Although it’s been less than a year since the church revealed that there were 10,667 cases of abuse committed by 4,392 priests in a 50-year period, the message at the meeting will be that the crisis is under control.

But it’s far from over, says a local Catholic priest who says the true source of the crisis is a priesthood that is “honeycombed” with homosexual clerics, especially in the Diocese of Arlington.

However, attempts by the Rev. James Haley, 48, to persuade his bishop of the problem have backfired. After hearing from the priest about numerous instances of homosexual activity among diocesan clergy, Arlington Bishop Paul Loverde ordered the priest silenced Oct. 23, 2001. This “precept of silence” — usually only employed during church trial proceedings — is rarely used to silence a whistleblower.

Thus, in the past three years, Father Haley’s case, which also involves accusations of sexual misconduct against him, has become a cause celebre among many Catholics in the Diocese of Arlington.

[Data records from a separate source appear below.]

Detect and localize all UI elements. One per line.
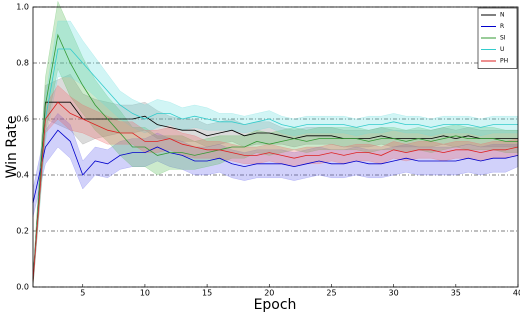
y-tick-label: 0.6: [16, 115, 29, 124]
x-tick-label: 35: [451, 289, 461, 298]
plot-frame: [32, 6, 519, 288]
x-tick-label: 20: [264, 289, 274, 298]
series-line: [32, 101, 519, 282]
series-line: [32, 129, 519, 204]
legend-label: R: [500, 23, 504, 30]
x-axis-label: Epoch: [254, 297, 297, 313]
x-tick-label: 40: [513, 289, 520, 298]
legend-label: PH: [500, 58, 508, 65]
y-tick-label: 1.0: [16, 3, 29, 12]
legend-label: SI: [500, 35, 506, 42]
series-line: [32, 48, 518, 282]
legend-label: U: [500, 46, 504, 53]
series-line: [32, 33, 518, 282]
legend-label: N: [500, 12, 505, 19]
y-tick-label: 0.0: [16, 283, 29, 292]
y-axis-label: Win Rate: [4, 116, 20, 179]
x-tick-label: 25: [326, 289, 336, 298]
y-tick-label: 0.4: [16, 171, 29, 180]
y-tick-label: 0.2: [16, 227, 29, 236]
x-tick-label: 30: [389, 289, 399, 298]
series-line: [32, 101, 518, 282]
x-tick-label: 15: [202, 289, 212, 298]
y-tick-label: 0.8: [16, 59, 29, 68]
x-tick-label: 10: [140, 289, 150, 298]
x-tick-label: 5: [80, 289, 85, 298]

It’s also attracted the attention of the Vatican, which summoned him to appear before an ecclesiastical court in March. Church officials held two more hearings on the matter this summer and last week scheduled a fourth hearing in conjunction with the bishops’ meeting. Less than 24 hours later, after the priest, now living several states away, had bought nonrefundable plane tickets to Washington, the meeting was canceled suddenly.

Father Haley says his only crime is his insistence that homosexual priests, not solely pedophiles, are at the root of the sexual-abuse crisis. The Catholic priesthood is demoralized, he says, by groups of homosexual clerics who control who gets admitted to seminary, which men get nominated for bishop and which priests get the plum parishes.

Based on his 17 years in the priesthood, he estimates that 60 percent of the Diocese of Arlington’s 127 diocesan priests are homosexuals, which is high compared with national estimates of 30 percent to 50 percent from other authorities on the priesthood.

As his prospects of returning to life as a parish priest dwindle, he has amassed reams of tapes, videos, photographs, e-mail messages and 1,200 pages of documents for a tell-all book on homosexuality and the priesthood.

“I am astounded the bishops will protect these guys, promote them, even make them bishops,” he says. “This is a huge moral issue, and if the bishops aren’t clear on this, the pope needs to rule on it.

“People will say there’s nothing wrong with homosexual priests as long as they are celibate. Well, that is a totally naive statement and totally wrong.”

Backlash

Father Haley, who is living on a $1,700 a month stipend from the Arlington Diocese and relies on his motorcycle for transport, says his troubles began after several confrontations with his bishop over the priest’s charges that homosexuals were indulged by the diocese.

Bishop Loverde, in turn, has leveled several charges at the priest, ranging from sexual misconduct to talking with the press. He has turned the case over to the Vatican’s Congregation for the Doctrine of the Faith, overseen by Cardinal Joseph Ratzinger.

The cardinal asked Bishop Thomas G. Doran of Rockford, Ill., to preside at an ecclesiastical court, which has met in three closed sessions this year. Once the case is wrapped up, it will be forwarded to the Vatican for judgment.